It’s easy to think just restaurants, hotels or retail can increase business via social, but in reality, any organization (business, non-profit, health care, education, sports team, zoo, you name it) can benefit from it. What are your pain points? Why do you receive the most calls or inquiries? Write blog posts to answer these questions or give necessary information and distribute via FB, LinkedIn, Google, Twitter, etc. The added benefit is that post is now searchable via the web if your customer decides to Google before calling, emailing or tweeting. What are the mission, values and objectives of your organization? Once you’re firm on those, you create social strategies to address them just as you would any other internal program. Wouldn’t it be great if cable companies had video blog posts, you could just tweet them, receive a link back and watch a video to solve your problem vs. sitting on hold and potentially having someone come to your house when it’s often a 3 – 5 min fix? Wouldn’t it save them a ton in customer and technical service labor costs if they implemented this? The application ideas go on and on for any organization.

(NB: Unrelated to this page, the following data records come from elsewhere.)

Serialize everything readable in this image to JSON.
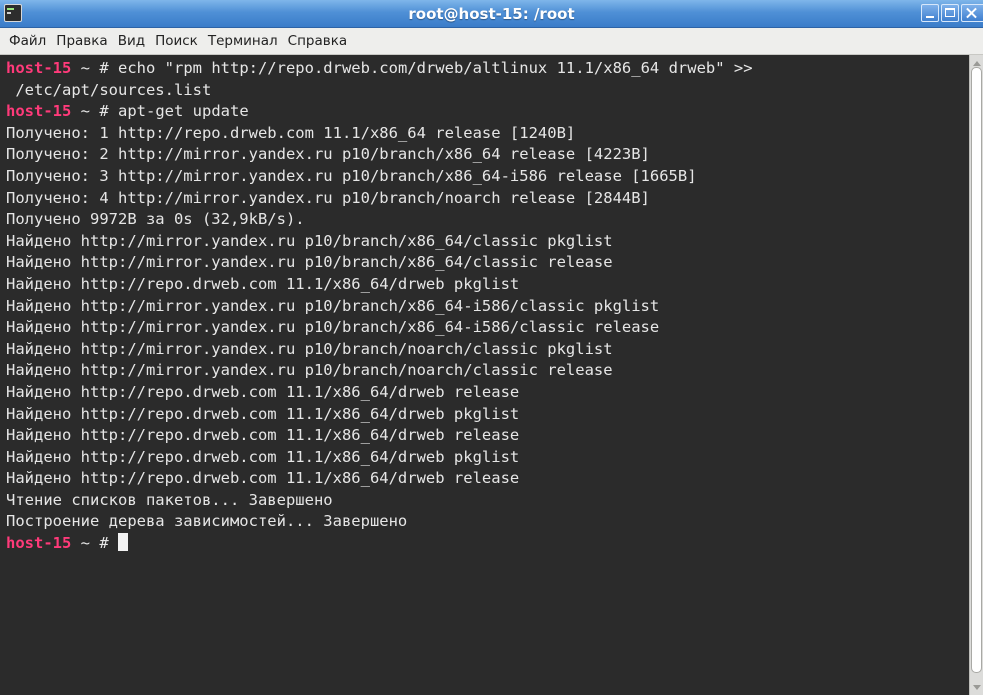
{
  "window": {
    "title": "root@host-15: /root",
    "icon": "terminal-icon"
  },
  "menu": [
    "Файл",
    "Правка",
    "Вид",
    "Поиск",
    "Терминал",
    "Справка"
  ],
  "prompt": {
    "host": "host-15",
    "suffix": " ~ # "
  },
  "terminal": {
    "cmd1": "echo \"rpm http://repo.drweb.com/drweb/altlinux 11.1/x86_64 drweb\" >>",
    "cmd1_cont": " /etc/apt/sources.list",
    "cmd2": "apt-get update",
    "output": [
      "Получено: 1 http://repo.drweb.com 11.1/x86_64 release [1240B]",
      "Получено: 2 http://mirror.yandex.ru p10/branch/x86_64 release [4223B]",
      "Получено: 3 http://mirror.yandex.ru p10/branch/x86_64-i586 release [1665B]",
      "Получено: 4 http://mirror.yandex.ru p10/branch/noarch release [2844B]",
      "Получено 9972B за 0s (32,9kB/s).",
      "Найдено http://mirror.yandex.ru p10/branch/x86_64/classic pkglist",
      "Найдено http://mirror.yandex.ru p10/branch/x86_64/classic release",
      "Найдено http://repo.drweb.com 11.1/x86_64/drweb pkglist",
      "Найдено http://mirror.yandex.ru p10/branch/x86_64-i586/classic pkglist",
      "Найдено http://mirror.yandex.ru p10/branch/x86_64-i586/classic release",
      "Найдено http://mirror.yandex.ru p10/branch/noarch/classic pkglist",
      "Найдено http://mirror.yandex.ru p10/branch/noarch/classic release",
      "Найдено http://repo.drweb.com 11.1/x86_64/drweb release",
      "Найдено http://repo.drweb.com 11.1/x86_64/drweb pkglist",
      "Найдено http://repo.drweb.com 11.1/x86_64/drweb release",
      "Найдено http://repo.drweb.com 11.1/x86_64/drweb pkglist",
      "Найдено http://repo.drweb.com 11.1/x86_64/drweb release",
      "Чтение списков пакетов... Завершено",
      "Построение дерева зависимостей... Завершено"
    ]
  },
  "colors": {
    "prompt_host": "#ff3a7a",
    "terminal_bg": "#2b2b2b",
    "terminal_fg": "#e6e6e6",
    "titlebar": "#4f90d6"
  }
}
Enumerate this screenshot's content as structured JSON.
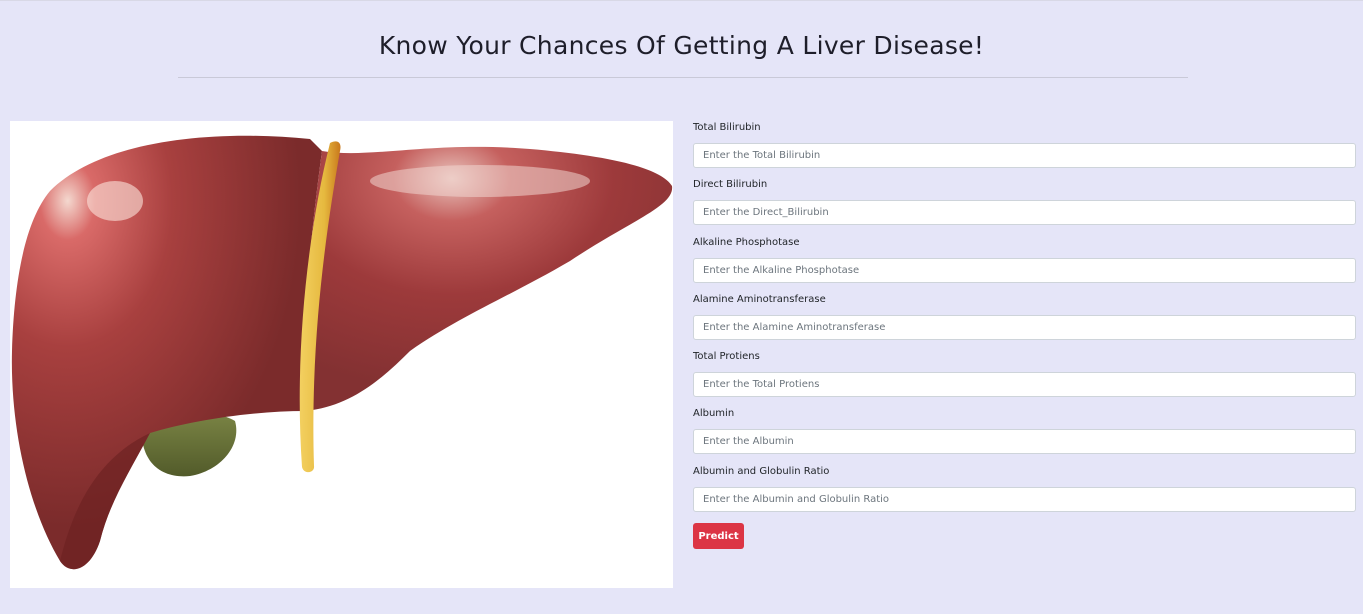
{
  "header": {
    "title": "Know Your Chances Of Getting A Liver Disease!"
  },
  "image": {
    "icon": "liver-illustration",
    "colors": {
      "liver": "#9a3a3a",
      "gallbladder": "#66703a",
      "ligament": "#e8c24a"
    }
  },
  "form": {
    "fields": [
      {
        "label": "Total Bilirubin",
        "placeholder": "Enter the Total Bilirubin",
        "value": ""
      },
      {
        "label": "Direct Bilirubin",
        "placeholder": "Enter the Direct_Bilirubin",
        "value": ""
      },
      {
        "label": "Alkaline Phosphotase",
        "placeholder": "Enter the Alkaline Phosphotase",
        "value": ""
      },
      {
        "label": "Alamine Aminotransferase",
        "placeholder": "Enter the Alamine Aminotransferase",
        "value": ""
      },
      {
        "label": "Total Protiens",
        "placeholder": "Enter the Total Protiens",
        "value": ""
      },
      {
        "label": "Albumin",
        "placeholder": "Enter the Albumin",
        "value": ""
      },
      {
        "label": "Albumin and Globulin Ratio",
        "placeholder": "Enter the Albumin and Globulin Ratio",
        "value": ""
      }
    ],
    "submit_label": "Predict"
  },
  "colors": {
    "background": "#e5e5f8",
    "button": "#dc3545"
  }
}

So I believe @cspenn’s advice to get the MBA emphasizes the importance of understanding business overall rather than solely understanding digital or social techniques. Clearly businesses that think social is just “something else to do” don’t understand its power, but it’s important for those who do understand its power to ground their activity in the overall goals of their organization. Every time you hit FB, LinkedIn, Twitter, Google+, Pinterest or any other network, ask yourself, “What is my objective? Do I want to increase customer retention/satisfaction, or brand reputation, or the understanding of our messaging & values, or sales?” It moves people out of the “how many Likes and Follows” and into working horizontally across their organization to see how social can help customer service, marketing, public relations, sales, distribution, etc. so that eventually your whole organization benefits.
How are you mainstreaming your social efforts into your overall business strategies?